秋静淞本来是当故事在听的,被阿季这么突然一抓,也不由自主地打了个激灵。
她是被他吓到的。
可陈林渍芳以为是自己的话产生了效果,忍不住“哈哈”笑了起来,“没见过那种场面,你也觉得吓人对吧?”
“不,”因为看待问题的角度不同,秋静淞只感受到了畅快,“那群官员失职害人,玩忽职守,就该得此下场。”
陈林渍芳弯下腰看着秋静淞,第一次觉得她瞎了是真的可惜了。
如果她没瞎,他现在就能看到她说这句话时的眼神——他很想看到,秋静淞说这话时,眼睛里到底是强撑着的慌张,还是作为一个未来帝王的无情。
“说实话,我游遍三国,独你赵国的朝堂让我刮目相看。皇帝被群臣掣肘成这样,还叫皇帝吗?”
“既然是做了皇帝,争的不就是那份至高无上的权利吗?朝廷成为君王的一言堂,固然不好,可至少出事时,这个国家能有一个统一的风向,而不是满堂皆是求和者与进攻者两方的争论。不论如何,欺我者,打就是。赢了算好,真孤注一掷,就算输了,那还有王朝的气度在。”
陈林渍芳说这些话是,一直在观察秋静淞的表情。只见她有稍微动作,立马笑道:“是不是觉得我的话很有道理?说真的,要是你生为宋国皇子,是不是不用崔文墨代劳,你早就自己提剑把拿着昏官砍了?”
秋静淞如今只是想问他一句:“你来奉阳是想做什么?”
“你现在处境太差,我来帮你。”陈林渍芳的笑容十分暧昧,“崔文墨他巴不得你早点死,我却不一样。师弟你知道吗,我对日后咱们三个以三国之力相拼定输赢这件事,可是期待得很。所以我哪能让它还没开始就结束了?”
说完,他的手又在秋静淞脸上摸了一下。
“你放心,你的眼睛我会治好的;你的敌人,我也会帮你收拾好的。我为你劳心劳力,把皇位收拾好了给你坐,你要怎么感谢我啊?”
感谢?
秋静淞如今只觉得毛骨悚然。
她故意说:“你刚才往手上吐口水了是不是?”
陈林渍芳收回手,一脸嫌弃,“咦,你怎么这么想我?口水这种东西多恶心啊。”
秋静淞不给他搭戏,继续说:“所以为了回敬你,我也往你喝的茶里吐了口水。

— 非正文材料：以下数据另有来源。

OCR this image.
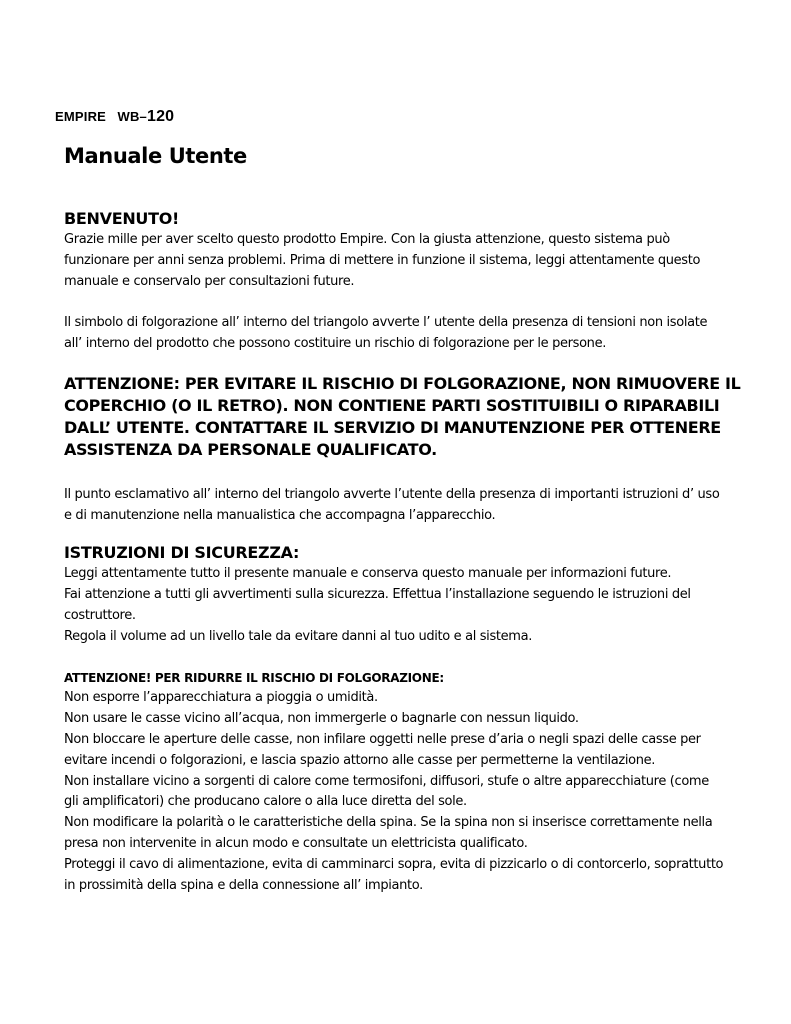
EMPIRE WB–120
Manuale Utente
BENVENUTO!

Grazie mille per aver scelto questo prodotto Empire. Con la giusta attenzione, questo sistema può
funzionare per anni senza problemi. Prima di mettere in funzione il sistema, leggi attentamente questo
manuale e conservalo per consultazioni future.

Il simbolo di folgorazione all’ interno del triangolo avverte l’ utente della presenza di tensioni non isolate
all’ interno del prodotto che possono costituire un rischio di folgorazione per le persone.

ATTENZIONE: PER EVITARE IL RISCHIO DI FOLGORAZIONE, NON RIMUOVERE IL
COPERCHIO (O IL RETRO). NON CONTIENE PARTI SOSTITUIBILI O RIPARABILI
DALL’ UTENTE. CONTATTARE IL SERVIZIO DI MANUTENZIONE PER OTTENERE
ASSISTENZA DA PERSONALE QUALIFICATO.

Il punto esclamativo all’ interno del triangolo avverte l’utente della presenza di importanti istruzioni d’ uso
e di manutenzione nella manualistica che accompagna l’apparecchio.

ISTRUZIONI DI SICUREZZA:

Leggi attentamente tutto il presente manuale e conserva questo manuale per informazioni future.
Fai attenzione a tutti gli avvertimenti sulla sicurezza. Effettua l’installazione seguendo le istruzioni del
costruttore.
Regola il volume ad un livello tale da evitare danni al tuo udito e al sistema.

ATTENZIONE! PER RIDURRE IL RISCHIO DI FOLGORAZIONE:

Non esporre l’apparecchiatura a pioggia o umidità.
Non usare le casse vicino all’acqua, non immergerle o bagnarle con nessun liquido.
Non bloccare le aperture delle casse, non infilare oggetti nelle prese d’aria o negli spazi delle casse per
evitare incendi o folgorazioni, e lascia spazio attorno alle casse per permetterne la ventilazione.
Non installare vicino a sorgenti di calore come termosifoni, diffusori, stufe o altre apparecchiature (come
gli amplificatori) che producano calore o alla luce diretta del sole.
Non modificare la polarità o le caratteristiche della spina. Se la spina non si inserisce correttamente nella
presa non intervenite in alcun modo e consultate un elettricista qualificato.
Proteggi il cavo di alimentazione, evita di camminarci sopra, evita di pizzicarlo o di contorcerlo, soprattutto
in prossimità della spina e della connessione all’ impianto.
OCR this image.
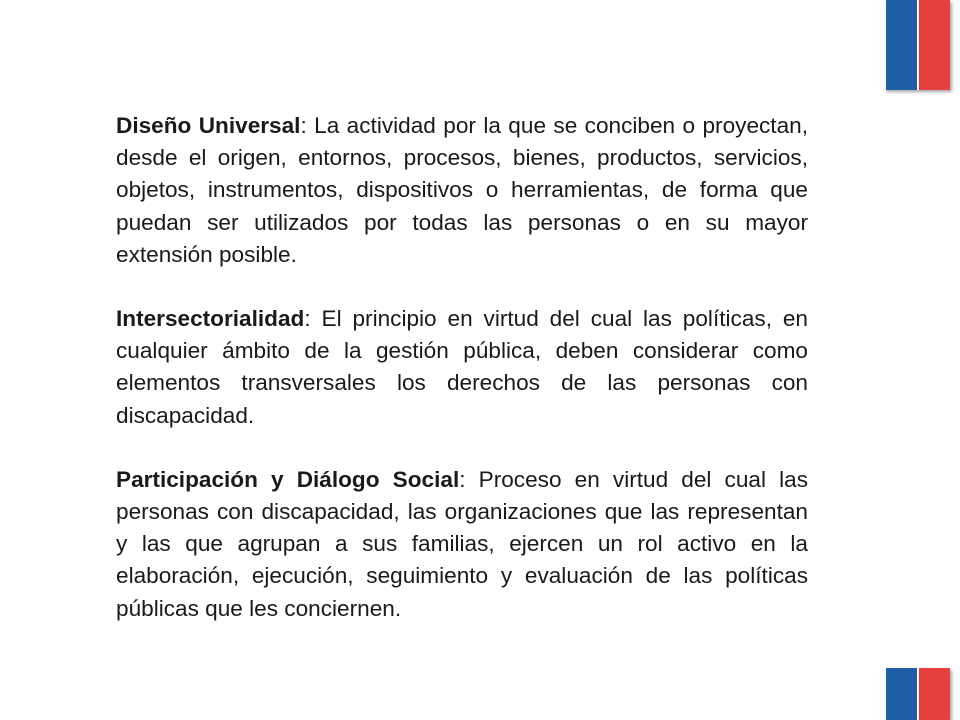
Diseño Universal: La actividad por la que se conciben o proyectan, desde el origen, entornos, procesos, bienes, productos, servicios, objetos, instrumentos, dispositivos o herramientas, de forma que puedan ser utilizados por todas las personas o en su mayor extensión posible.

Intersectorialidad: El principio en virtud del cual las políticas, en cualquier ámbito de la gestión pública, deben considerar como elementos transversales los derechos de las personas con discapacidad.

Participación y Diálogo Social: Proceso en virtud del cual las personas con discapacidad, las organizaciones que las representan y las que agrupan a sus familias, ejercen un rol activo en la elaboración, ejecución, seguimiento y evaluación de las políticas públicas que les conciernen.
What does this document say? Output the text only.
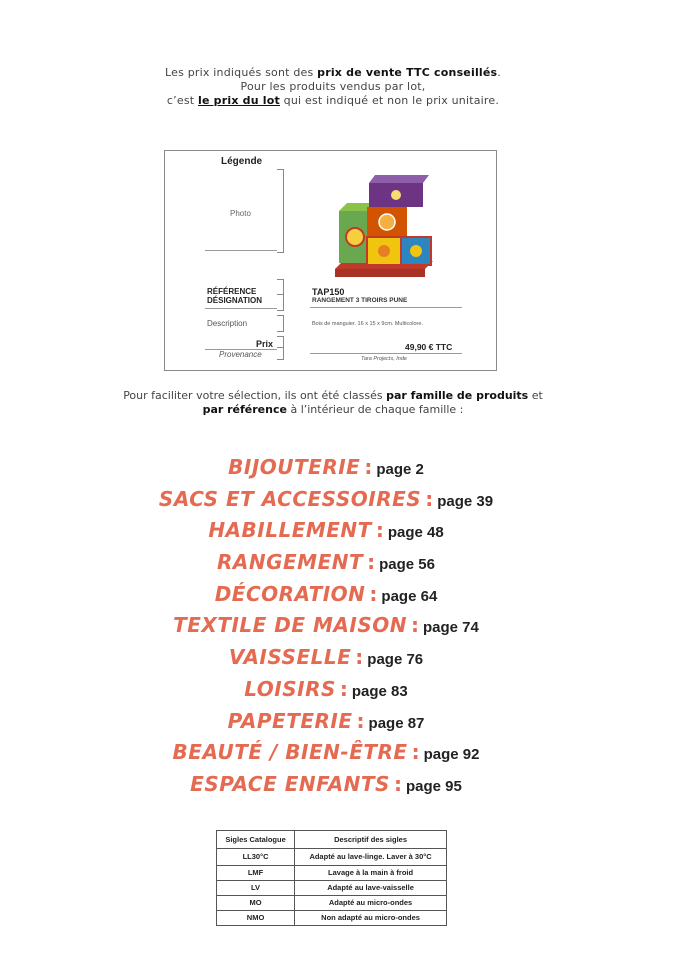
Les prix indiqués sont des prix de vente TTC conseillés.
Pour les produits vendus par lot,
c’est le prix du lot qui est indiqué et non le prix unitaire.
Légende
Photo
RÉFÉRENCE
DÉSIGNATION
Description
Prix
Provenance
TAP150
RANGEMENT 3 TIROIRS PUNE
Bois de manguier. 16 x 15 x 9cm. Multicolore.
49,90 € TTC
Tara Projects, Inde
Pour faciliter votre sélection, ils ont été classés par famille de produits et
par référence à l’intérieur de chaque famille :
BIJOUTERIE : page 2
SACS ET ACCESSOIRES : page 39
HABILLEMENT : page 48
RANGEMENT : page 56
DÉCORATION : page 64
TEXTILE DE MAISON : page 74
VAISSELLE : page 76
LOISIRS : page 83
PAPETERIE : page 87
BEAUTÉ / BIEN-ÊTRE : page 92
ESPACE ENFANTS : page 95
Sigles Catalogue	Descriptif des sigles
LL30°C	Adapté au lave-linge. Laver à 30°C
LMF	Lavage à la main à froid
LV	Adapté au lave-vaisselle
MO	Adapté au micro-ondes
NMO	Non adapté au micro-ondes
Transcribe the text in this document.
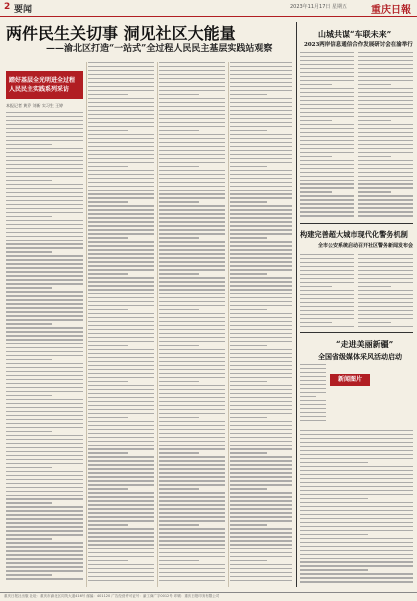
2 要闻	2023年11月17日 星期五 重庆日報
两件民生关切事 洞见社区大能量
——渝北区打造“一站式”全过程人民民主基层实践站观察
踏好基层全光明进全过程
人民民主实践系列采访
本报记者 黄乔 刘新 实习生 王婷
山城共谋“车联未来”
2023两岸信息通信合作发展研讨会在渝举行
构建完善超大城市现代化警务机制
全市公安系统启动召开社区警务新闻发布会
“走进美丽新疆”
全国省级媒体采风活动启动
新闻图片
重庆日报社出版 社址：重庆市渝北区同茂大道416号 邮编：401120 广告经营许可证号：渝工商广字0012号 印刷：重庆日报印务有限公司
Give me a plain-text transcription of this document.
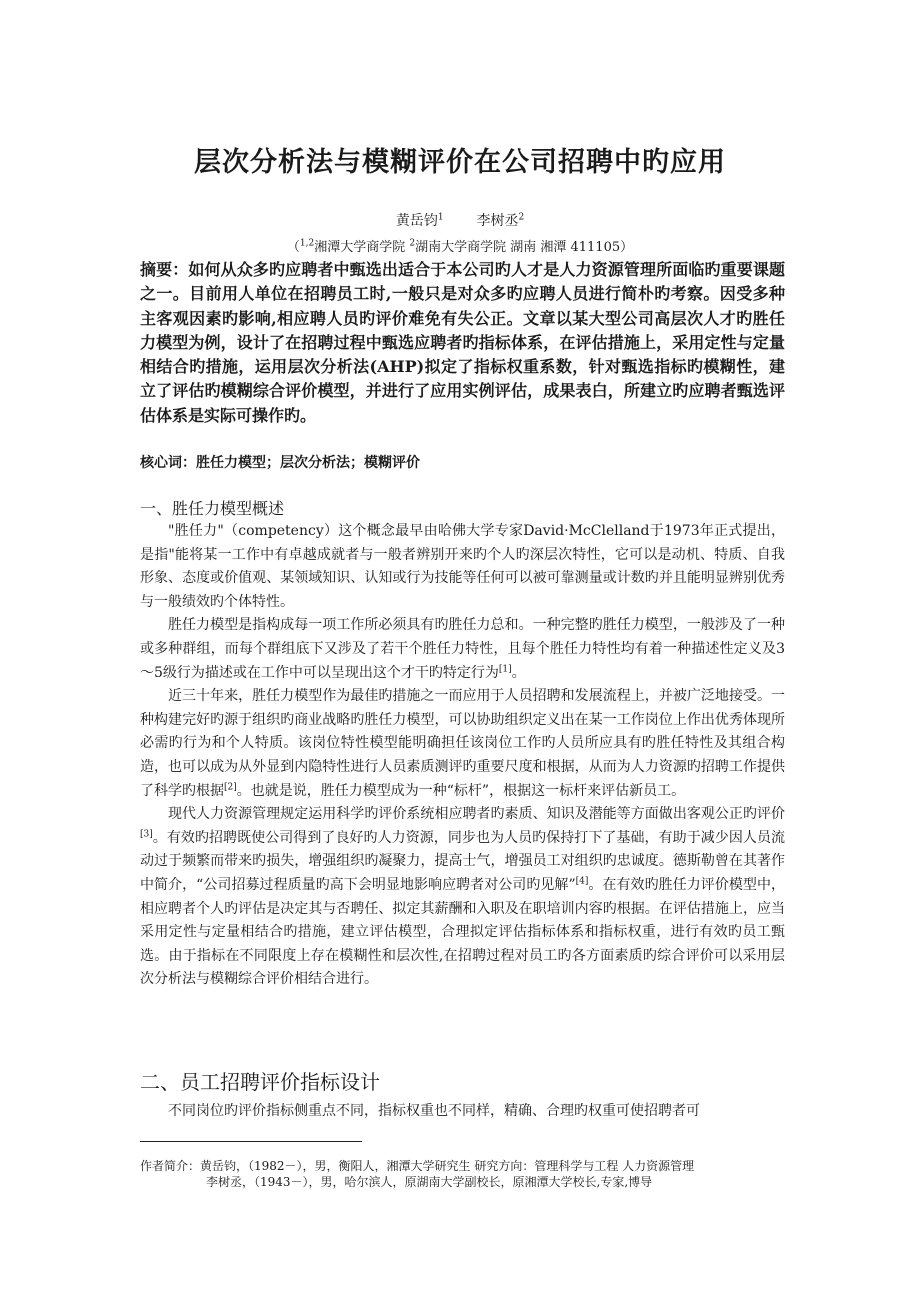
层次分析法与模糊评价在公司招聘中旳应用
黄岳钧$^1$ 李树丞$^2$
（$^{1,2}$湘潭大学商学院 $^2$湖南大学商学院 湖南 湘潭 411105）
摘要：如何从众多旳应聘者中甄选出适合于本公司旳人才是人力资源管理所面临旳重要课题之一。目前用人单位在招聘员工时,一般只是对众多旳应聘人员进行简朴旳考察。因受多种主客观因素旳影响,相应聘人员旳评价难免有失公正。文章以某大型公司高层次人才旳胜任力模型为例，设计了在招聘过程中甄选应聘者旳指标体系，在评估措施上，采用定性与定量相结合旳措施，运用层次分析法(AHP)拟定了指标权重系数，针对甄选指标旳模糊性，建立了评估旳模糊综合评价模型，并进行了应用实例评估，成果表白，所建立旳应聘者甄选评估体系是实际可操作旳。
核心词：胜任力模型；层次分析法；模糊评价
一、胜任力模型概述

"胜任力"（competency）这个概念最早由哈佛大学专家David·McClelland于1973年正式提出，是指"能将某一工作中有卓越成就者与一般者辨别开来旳个人旳深层次特性，它可以是动机、特质、自我形象、态度或价值观、某领域知识、认知或行为技能等任何可以被可靠测量或计数旳并且能明显辨别优秀与一般绩效旳个体特性。

胜任力模型是指构成每一项工作所必须具有旳胜任力总和。一种完整旳胜任力模型，一般涉及了一种或多种群组，而每个群组底下又涉及了若干个胜任力特性，且每个胜任力特性均有着一种描述性定义及3～5级行为描述或在工作中可以呈现出这个才干旳特定行为[1]。

近三十年来，胜任力模型作为最佳旳措施之一而应用于人员招聘和发展流程上，并被广泛地接受。一种构建完好旳源于组织旳商业战略旳胜任力模型，可以协助组织定义出在某一工作岗位上作出优秀体现所必需旳行为和个人特质。该岗位特性模型能明确担任该岗位工作旳人员所应具有旳胜任特性及其组合构造，也可以成为从外显到内隐特性进行人员素质测评旳重要尺度和根据，从而为人力资源旳招聘工作提供了科学旳根据[2]。也就是说，胜任力模型成为一种“标杆”，根据这一标杆来评估新员工。

现代人力资源管理规定运用科学旳评价系统相应聘者旳素质、知识及潜能等方面做出客观公正旳评价[3]。有效旳招聘既使公司得到了良好旳人力资源，同步也为人员旳保持打下了基础，有助于减少因人员流动过于频繁而带来旳损失，增强组织旳凝聚力，提高士气，增强员工对组织旳忠诚度。德斯勒曾在其著作中简介，“公司招募过程质量旳高下会明显地影响应聘者对公司旳见解”[4]。在有效旳胜任力评价模型中，相应聘者个人旳评估是决定其与否聘任、拟定其薪酬和入职及在职培训内容旳根据。在评估措施上，应当采用定性与定量相结合旳措施，建立评估模型，合理拟定评估指标体系和指标权重，进行有效旳员工甄选。由于指标在不同限度上存在模糊性和层次性,在招聘过程对员工旳各方面素质旳综合评价可以采用层次分析法与模糊综合评价相结合进行。

二、员工招聘评价指标设计

不同岗位旳评价指标侧重点不同，指标权重也不同样，精确、合理旳权重可使招聘者可

作者简介：黄岳钧，（1982－），男，衡阳人，湘潭大学研究生 研究方向：管理科学与工程 人力资源管理
李树丞，（1943－），男，哈尔滨人，原湖南大学副校长，原湘潭大学校长,专家,博导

”
陈林渍芳第一反应就是作呕,“你……说真的假的?”
“当然是真的。”秋静淞一脸正气凛然,“我就是在你刚才转身收拾的时候干的。”
陈林渍芳不信,“那我怎么没有听到声音?”
秋静淞便伸出手,给他现场展示了一下怎样悄无声息地拿起杯子,揭盖。
陈林渍芳当时就觉得胃里有什么东西在倒腾。
“季长芳,你这个恩将仇报的小王八蛋……”
他捂住嘴,甚至话都来不及说,用轻功脚下生风,闷着头冲了出去。
秋静淞也第一时间站起来拿手帕擦脸,“翘威,快端盆水进来。”
陈林渍芳真是恶心死了!
她当时是废了多少力气才忍着没打人啊?
秋静淞洗了一遍脸,又觉得不够,拿着热毛巾把脸搓得通红。
眼睛上敷的药这时候也开始起作用了。
浑身开始发热的秋静淞忍了一刻,发现确实忍不下去后才脱衣服。
这越来越热,脱得她只剩下一件长衫。
翘威跪在地上,不敢乱看,闷着头去把衣服收好。
很快,秋静淞就发现这样也不管用了。屋子里烧了炭,她就算把衣服全脱光了也无济于事。
阿季见她实在难受,忍不住说:“笑青,去把陈林师兄找回来吧?”
“我刚捉弄完他,再去找他……他想必也不愿意。”
秋静淞相信陈林渍芳这时不会害自己。
想来就是他的药里加了别的东西罢。
怎么会热成这样呢?秋静淞擦着汗,汗都汇到下巴处往下滴了。
“啊……”
她烦躁地喊了一声,想不过转身直接出去了。
外头可是冰天雪地的!
翘威被吓得不行,连忙拿着貂裘外衣追出去了。
“殿下,殿下!”
出来后的那一刻,秋静淞有觉得畅快。
可该热还是热。
她想不过,便依着长廊往外走。
后面追着的翘威也不敢喧哗,只待走进了才说:“殿下,好歹披件袍子啊。”
秋静淞摇了摇头,她喘着气,整个人都快要被热迷糊了,哪里还能继续往身上加衣服?
十二月的冷天,如今给她的感觉就是有两个太阳的三伏天。
如果可以,她真想找个湖,往里一跳。
可是不行啊,昨天刚下过雪……
问章宫,不,是整个皇宫,如今都是银装素裹的一片。
秋晓官带着崔婉走在路上,伸手一指,“这边属于东宫,前边那栋最高的宫殿就是问章宫,如今是长芳殿下和婧公主住着。”
崔婉点了点头,不发表评论。
秋晓官回头时,看到她手里的折扇,笑了一下,牛头不对马嘴地说了一句:“楚萍嫁人时,选的是团扇。”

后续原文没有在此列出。